You may have heard it from your team members or even felt it yourself. People are lonely in our WFH world. Working from home means sitting in front of a screen for hours, only interacting with people in the physical world in places like the grocery store or the local coffee shop.
In her book wellbeing at work, Jim Clifton and Jim Harter highlight a study showing that 25% of Americans feel lonely at work at home. Recent research suggests that workplace loneliness has a negative impact on employee well-being and is associated with poorer performance and less helpfulness at work.
Loneliness is often hidden, especially because people don’t share unless they feel safe to do so. But positive social interactions are definitely a big part of our working lives. we need each other We need to know that we belong and that we are important.

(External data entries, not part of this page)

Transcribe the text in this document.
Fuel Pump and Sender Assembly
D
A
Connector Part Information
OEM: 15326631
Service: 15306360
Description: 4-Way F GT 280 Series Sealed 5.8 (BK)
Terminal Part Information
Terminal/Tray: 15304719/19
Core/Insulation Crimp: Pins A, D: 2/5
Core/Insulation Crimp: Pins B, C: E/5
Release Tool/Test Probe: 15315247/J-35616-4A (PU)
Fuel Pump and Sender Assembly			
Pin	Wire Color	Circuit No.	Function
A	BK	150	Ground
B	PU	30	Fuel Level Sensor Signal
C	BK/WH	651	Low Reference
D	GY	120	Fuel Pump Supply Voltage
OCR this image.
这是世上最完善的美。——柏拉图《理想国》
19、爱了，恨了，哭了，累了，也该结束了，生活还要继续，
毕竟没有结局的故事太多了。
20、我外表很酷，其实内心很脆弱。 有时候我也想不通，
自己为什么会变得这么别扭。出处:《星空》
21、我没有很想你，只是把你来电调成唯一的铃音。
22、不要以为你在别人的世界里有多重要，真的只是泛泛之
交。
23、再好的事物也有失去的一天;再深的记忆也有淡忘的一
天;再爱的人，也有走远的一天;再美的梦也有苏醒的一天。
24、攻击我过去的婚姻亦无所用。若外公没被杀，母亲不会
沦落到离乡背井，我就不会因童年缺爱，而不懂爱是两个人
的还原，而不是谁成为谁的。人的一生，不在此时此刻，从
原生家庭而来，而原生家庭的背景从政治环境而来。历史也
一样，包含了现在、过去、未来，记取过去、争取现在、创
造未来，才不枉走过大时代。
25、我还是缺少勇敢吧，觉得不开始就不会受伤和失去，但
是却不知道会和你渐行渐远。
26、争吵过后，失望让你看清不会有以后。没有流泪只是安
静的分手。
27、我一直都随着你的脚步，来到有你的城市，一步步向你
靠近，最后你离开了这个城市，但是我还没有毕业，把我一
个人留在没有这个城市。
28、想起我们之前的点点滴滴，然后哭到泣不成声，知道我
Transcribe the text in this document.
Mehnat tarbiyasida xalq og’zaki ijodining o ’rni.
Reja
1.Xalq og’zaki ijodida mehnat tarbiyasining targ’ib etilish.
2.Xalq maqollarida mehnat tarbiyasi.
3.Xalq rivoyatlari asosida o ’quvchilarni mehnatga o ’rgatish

3 strategies against loneliness
If you’re a leader, it’s part of your job because the well-being of your team members is inseparable from their ability to be engaged, motivated and able to do their best. Here are some strategies you can use right now to combat or prevent loneliness.
Encourage more team sharing
Loneliness can be mitigated with more team connection. dr Constance Noonan Hadley, organizational psychologist and associate professor at Boston University’s Questrom School of Business, explains:
Key aspects of teamwork to consider when designing relationship building are collaboration and social support. Working in parallel, or merely passing the baton from one teammate to the next, is unlikely to create as many opportunities for true connection as more integrated forms of collaboration. Instead, frame the work to include a high level of interactivity and regular sharing of resources and thought partnerships.
Think about how you can structure work projects for more interaction and engagement. You may need to restructure the way you do things now to include more people. This, in turn, may require some skill and training in the art of collaboration in order for team members to work together effectively.
You can also use Slack or another team communication app and create a channel like #whatmadeyourweek for team members to share and connect. It’s less personal but gets people to share and connect more.
Don’t assume you know how your team is really doing unless you invite them to share. A check-in is a process of people sharing how they are doing and what’s on their minds and hearts. This way, you and your team focus on individual human issues, not just organizational issues. This helps the team to network with each other.
Schedule a meeting—in person or virtually—that just focuses on check-in. Don’t try to do “real work” too. The real work is forging social bonds and alleviating isolation.
Ultimately, we can all cope better with being kinder to ourselves, and as researchers Stephanie Andel, Winny Shen, and Maryana Arvan note in their recent study, it starts with self-compassion.
“When experiencing work loneliness,” they write, “workers with high self-compassion might be kinder to themselves, more likely to recognize that this is a common experience during the pandemic, and to be aware of their feelings but not consumed by them. ”
How does it look? dr Kristin Neff, recognized for her work in the field of self-compassion, puts it this way: “Instead of mercilessly judging and criticizing yourself for various shortcomings or deficiencies, self-compassion means being kind and understanding when confronted with what is personal Suffer.”
Simply put, don’t be too hard on yourself and remind your team members, especially when it comes to loneliness. Recognize that it is a legitimate human emotion and make room for it. Once you’ve done that, you’ll be better able to identify helpful measures you can take to alleviate it.
Loneliness in the workplace is real. I encourage you to use one or more of these strategies to bring your team back to success. The effort will be worth it.